Vous avez besoin d'une nouvelle crème pour le visage ? A la «soie de raisin» ? A la «fleur de cerisier» ? Vous aimeriez qu'elle «raffermisse vos contours» ? Et vous donne une peau «reboostée de l'intérieur» ? Qu'elle puisse «décontracter les structures contractiles» ?Vous avez du mal à choisir ? Normal. A moins d'avoir une loupe, un bac+5 en biochimie et les 1 000 pages de l'« Encyclopédie en cosmétologie médicale » devant vous, impossible de savoir ce que vous allez appliquer sur votre épiderme. Décrypter les compositions de nos petits pots relève d'un hasardeux parcours du combattant. Etes-vous sûre par exemple que la brillance nacrée de votre dernière texture au thé vert ne contient pas une once d'un des 45 PEG, alias le polyéthylèneglycol, qui ne serait autre qu'un dérivé du... gaz de combat ? Les vapeurs de la guerre de 14 sur notre derme ? On ne le vaut pas ! Les derniers mois ont été décapants pour nos trousses de beauté ! Pas un jour sans une nouvelle empoisonnante.
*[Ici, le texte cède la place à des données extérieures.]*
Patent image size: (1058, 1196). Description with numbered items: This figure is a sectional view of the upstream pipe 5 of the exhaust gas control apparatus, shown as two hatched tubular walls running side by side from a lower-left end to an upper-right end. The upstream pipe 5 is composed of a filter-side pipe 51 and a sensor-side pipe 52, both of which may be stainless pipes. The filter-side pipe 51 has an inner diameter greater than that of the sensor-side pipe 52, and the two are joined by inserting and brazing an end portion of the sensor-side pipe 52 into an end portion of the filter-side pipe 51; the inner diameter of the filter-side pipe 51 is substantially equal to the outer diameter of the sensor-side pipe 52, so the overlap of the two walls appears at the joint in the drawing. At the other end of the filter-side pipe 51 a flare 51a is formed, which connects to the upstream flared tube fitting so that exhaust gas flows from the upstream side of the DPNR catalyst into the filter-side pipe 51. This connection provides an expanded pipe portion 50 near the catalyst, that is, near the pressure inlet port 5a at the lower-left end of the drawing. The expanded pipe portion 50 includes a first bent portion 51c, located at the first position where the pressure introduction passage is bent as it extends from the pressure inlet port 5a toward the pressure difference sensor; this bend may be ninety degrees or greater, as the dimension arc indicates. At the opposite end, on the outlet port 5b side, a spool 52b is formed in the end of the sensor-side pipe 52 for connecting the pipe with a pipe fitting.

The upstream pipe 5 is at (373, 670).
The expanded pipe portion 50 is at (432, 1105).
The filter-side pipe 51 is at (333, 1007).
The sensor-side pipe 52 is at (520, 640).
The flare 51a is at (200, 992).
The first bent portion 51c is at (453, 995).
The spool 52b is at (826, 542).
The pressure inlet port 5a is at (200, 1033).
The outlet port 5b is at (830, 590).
Quand « Envoyé spécial » met posément en question le contenu de nos cosmétiques, l'inquiétude pointe son nez. «Il n'y a plus qu'à prier pour ne pas avoir le cancer», lance une gamine sur le Net. Du coup, on s'arrache un livre du rayon écolo, venu d'Allemagne, « la Vérité sur les cosmétiques »(1). Il se vend aux enchères le temps qu'il soit réédité. L'auteur nous met sous le nez le contenu de nos trousses de toilette et ça ne sent pas bon. Seuls quelques produits «naturels» sont dédouanés. En mai, un livre du professeur Belpomme (2), cancérologue militant pour un environnement moins pollué, donne comme 21e prescription : «limiter l'usage des produits de beauté cosmétiques et teintures capillaires».
Saint-Valentin et Fête des Mères ont été assombries par des militants de Greenpeace qui distribuaient devant les parfumeries de grandes villes leur « Guide Cosmétox » dans lequel on peut lire : «Une goutte de diethylhexylphtalate, une once de nonylphénol, un peu d'hydrocarbure aromatique polycyclique, un soupçon de musc synthétique... voilà quelques-unes des substances chimiques aux propriétés préoccupantes qui peuvent entrer dans la composition de votre parfum ou de votre crème de beauté...»
En novembre, « Que choisir » titre : «Crèmes hydratantes : votre santé en danger». Ses experts ont trouvé une cinquantaine de «substances indésirables» dans dix crèmes hydratantes. On a même vu en 2005 des journaux féminins effleurer la question du danger des cosmétiques, avec le secours de dermatologues éclairés...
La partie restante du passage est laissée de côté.